This concrete residence by Santiago studio Felipe Assadi Architects extends across the craggy cliffs of the Los Vilos coastline in Chile’s Coquimbo area (+ slideshow).
The concrete block slopes down to follow the descent of the shoreline, with one end by a group of trees and the other in a rock garden populated with cacti and tiny pink flowering plants.
Assadi worked with Francisca Pulido and Alejandra Araya on Casa Bahía Azul, which also features a concrete painting studio submerged in the cliffside gardens.
“The residence in Bahía Azul is a stance in the direction of creating on a slope,” mentioned Assadi. “Or rather, it is the synthesis of such a stance, a pavilion that is slanted to consider in the slope of the hillside.”
“The house has two opposing readings: the interior, the place existence takes place in a more or significantly less conventional room, in which the views are organized by a series of openings on an external wall to the enclosure of the home.”
Window openings run level with the floors rather than following the diagonal course of the facade. They frame views of the South Pacific Ocean from an open-air viewing gallery, developed to offer residents protection from the sea breeze.
“The openings, from afar, get a distinct relevance than they would as mere windows,” stated Assadi.
Connected story: Tennis court buildings by Felipe Assadi zigzag towards the Chilean coastline
“They deform the object, turning it into a kind of damage, with out detail, add-ons or further developments following the preliminary synthesis.”

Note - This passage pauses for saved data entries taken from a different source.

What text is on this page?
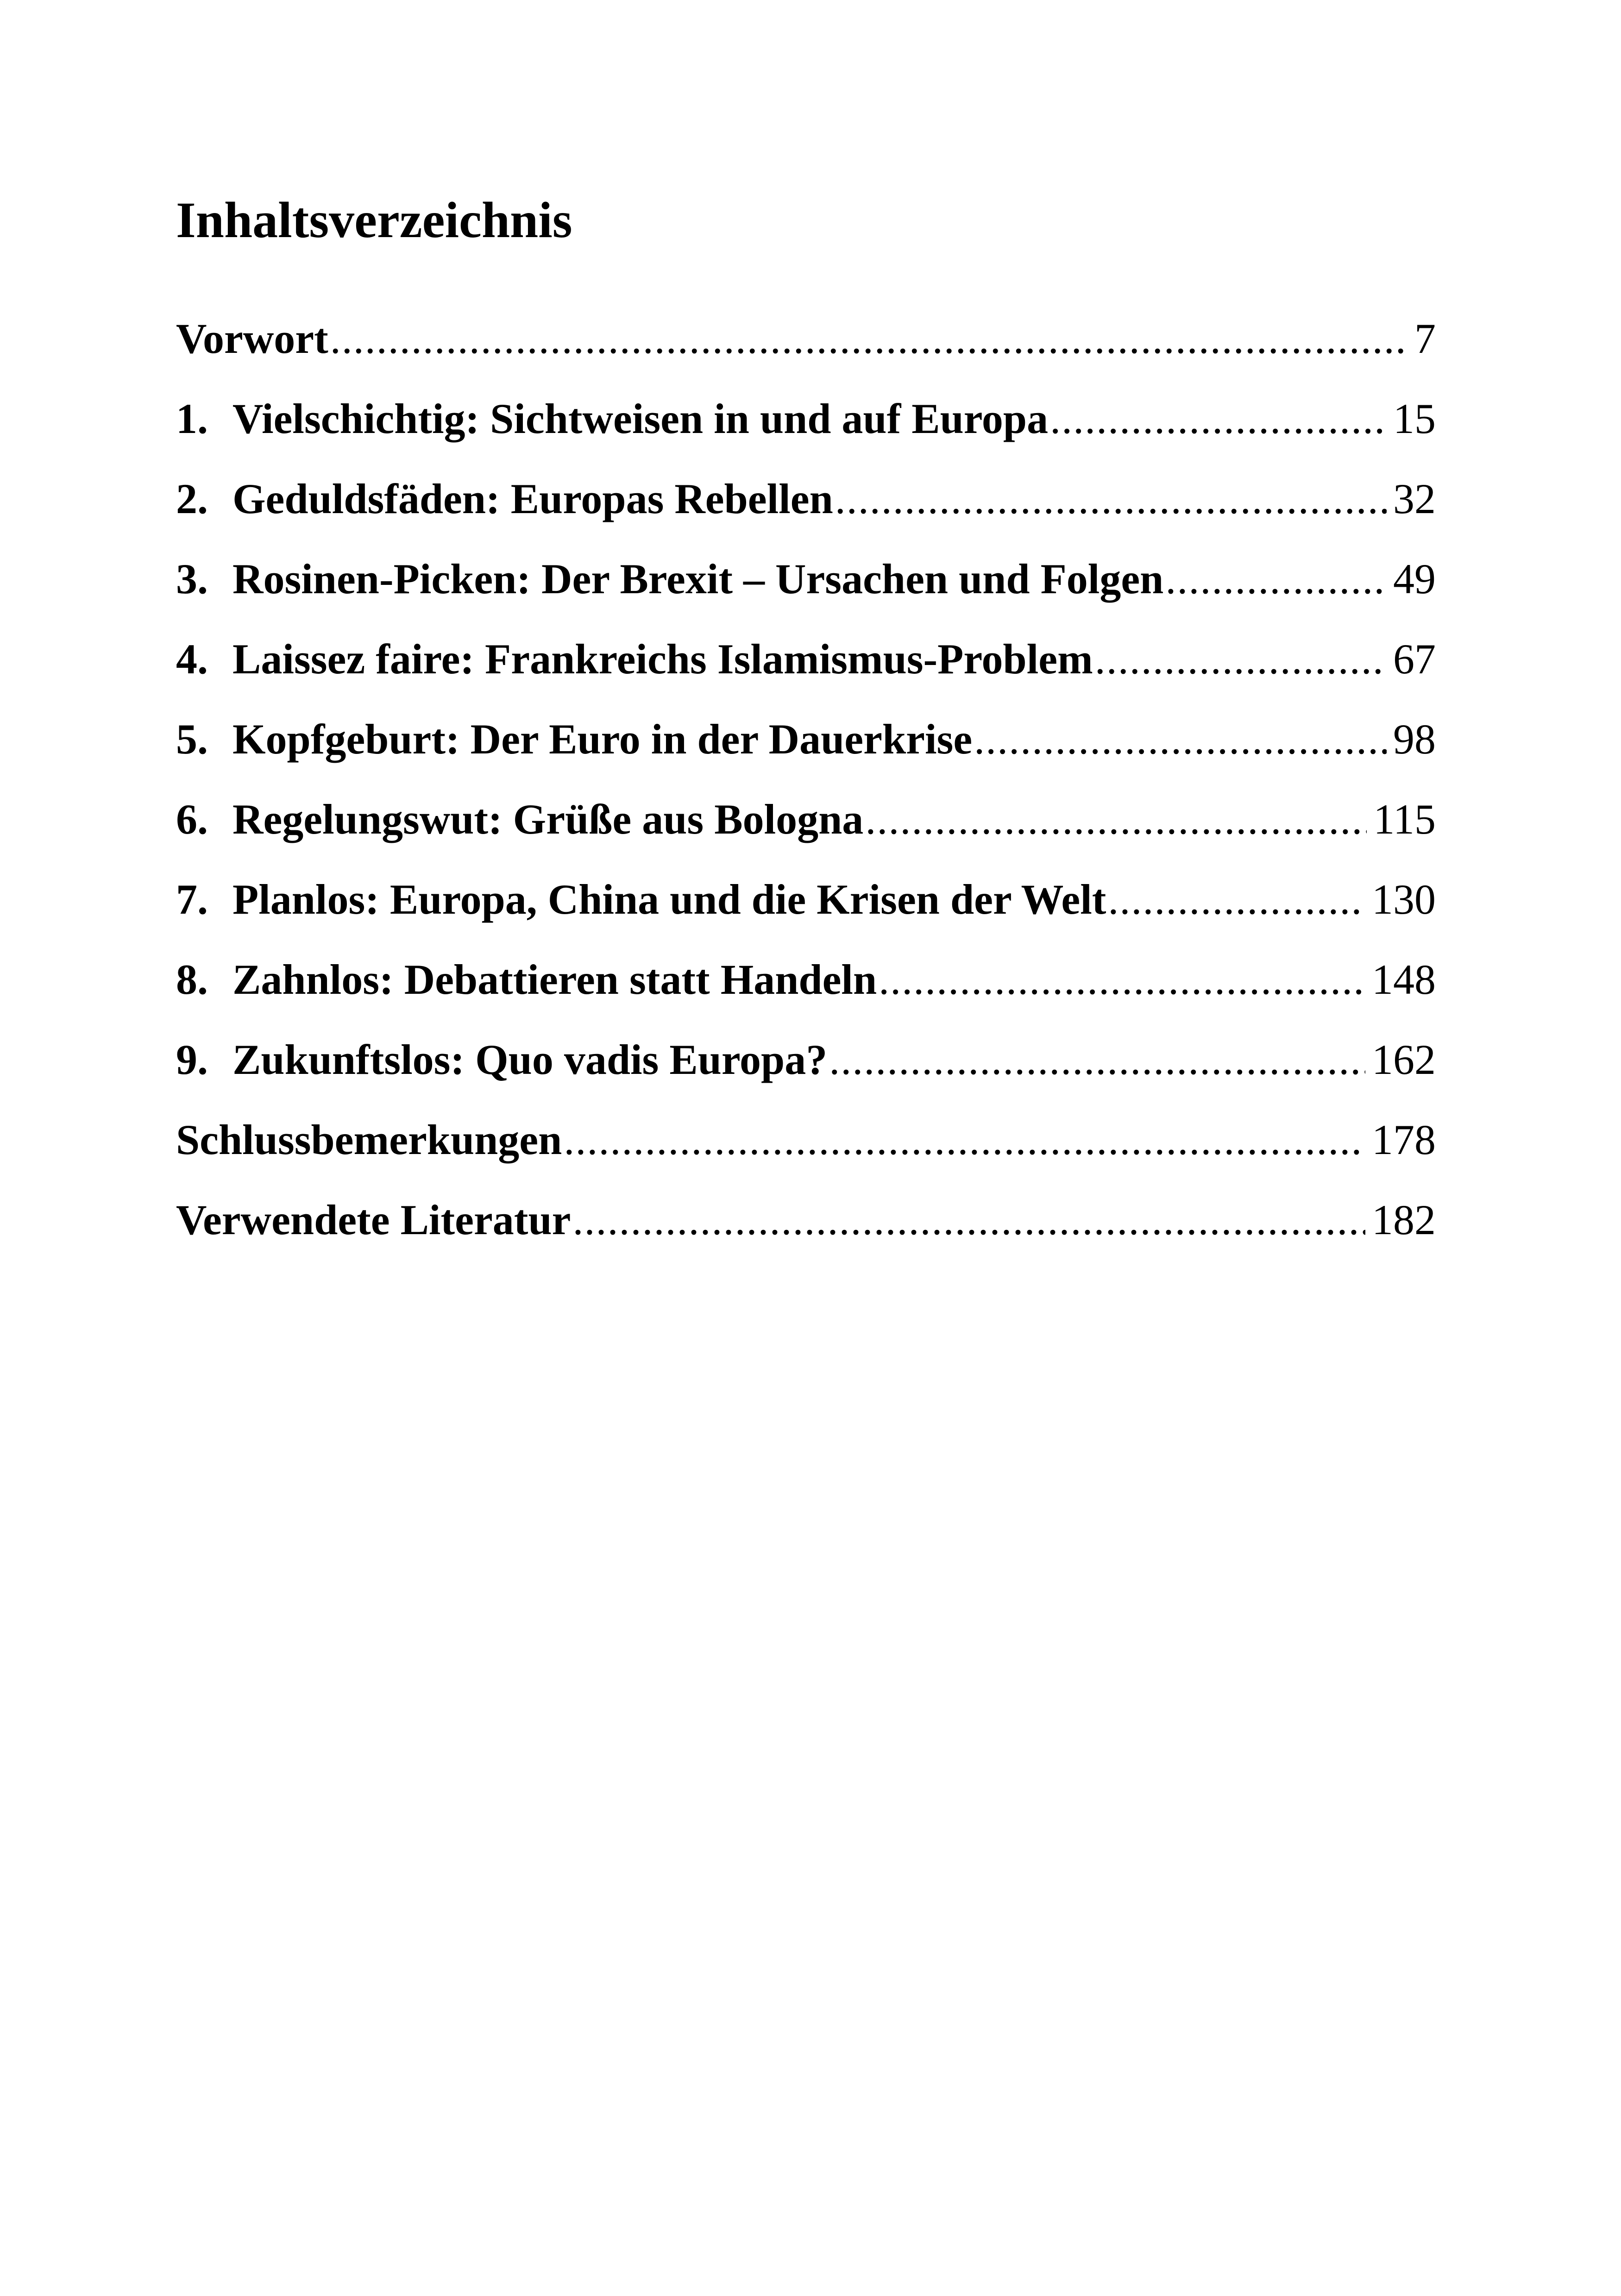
Inhaltsverzeichnis
Vorwort .....	7
1. Vielschichtig: Sichtweisen in und auf Europa .....	15
2. Geduldsfäden: Europas Rebellen .....	32
3. Rosinen-Picken: Der Brexit – Ursachen und Folgen .....	49
4. Laissez faire: Frankreichs Islamismus-Problem .....	67
5. Kopfgeburt: Der Euro in der Dauerkrise .....	98
6. Regelungswut: Grüße aus Bologna .....	115
7. Planlos: Europa, China und die Krisen der Welt .....	130
8. Zahnlos: Debattieren statt Handeln .....	148
9. Zukunftslos: Quo vadis Europa? .....	162
Schlussbemerkungen .....	178
Verwendete Literatur .....	182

The split-degree living space to the rear is encased in glass and is dressed with Modernist furniture including an Eames Lounge Chair.
Lightwells, like individuals found in the owner’s subterranean art studio, are planted with tall grasses.
Felipe Assadi also worked with on Pulido and Araya on a zigzagging tennis court constructing for the site, while more south in the country’s rugged Patagonia area the architect made a group of timber lodges for nature lovers.
Photography is by Fernando Alda. Much more photographs of this venture can be identified on Alda’s web site.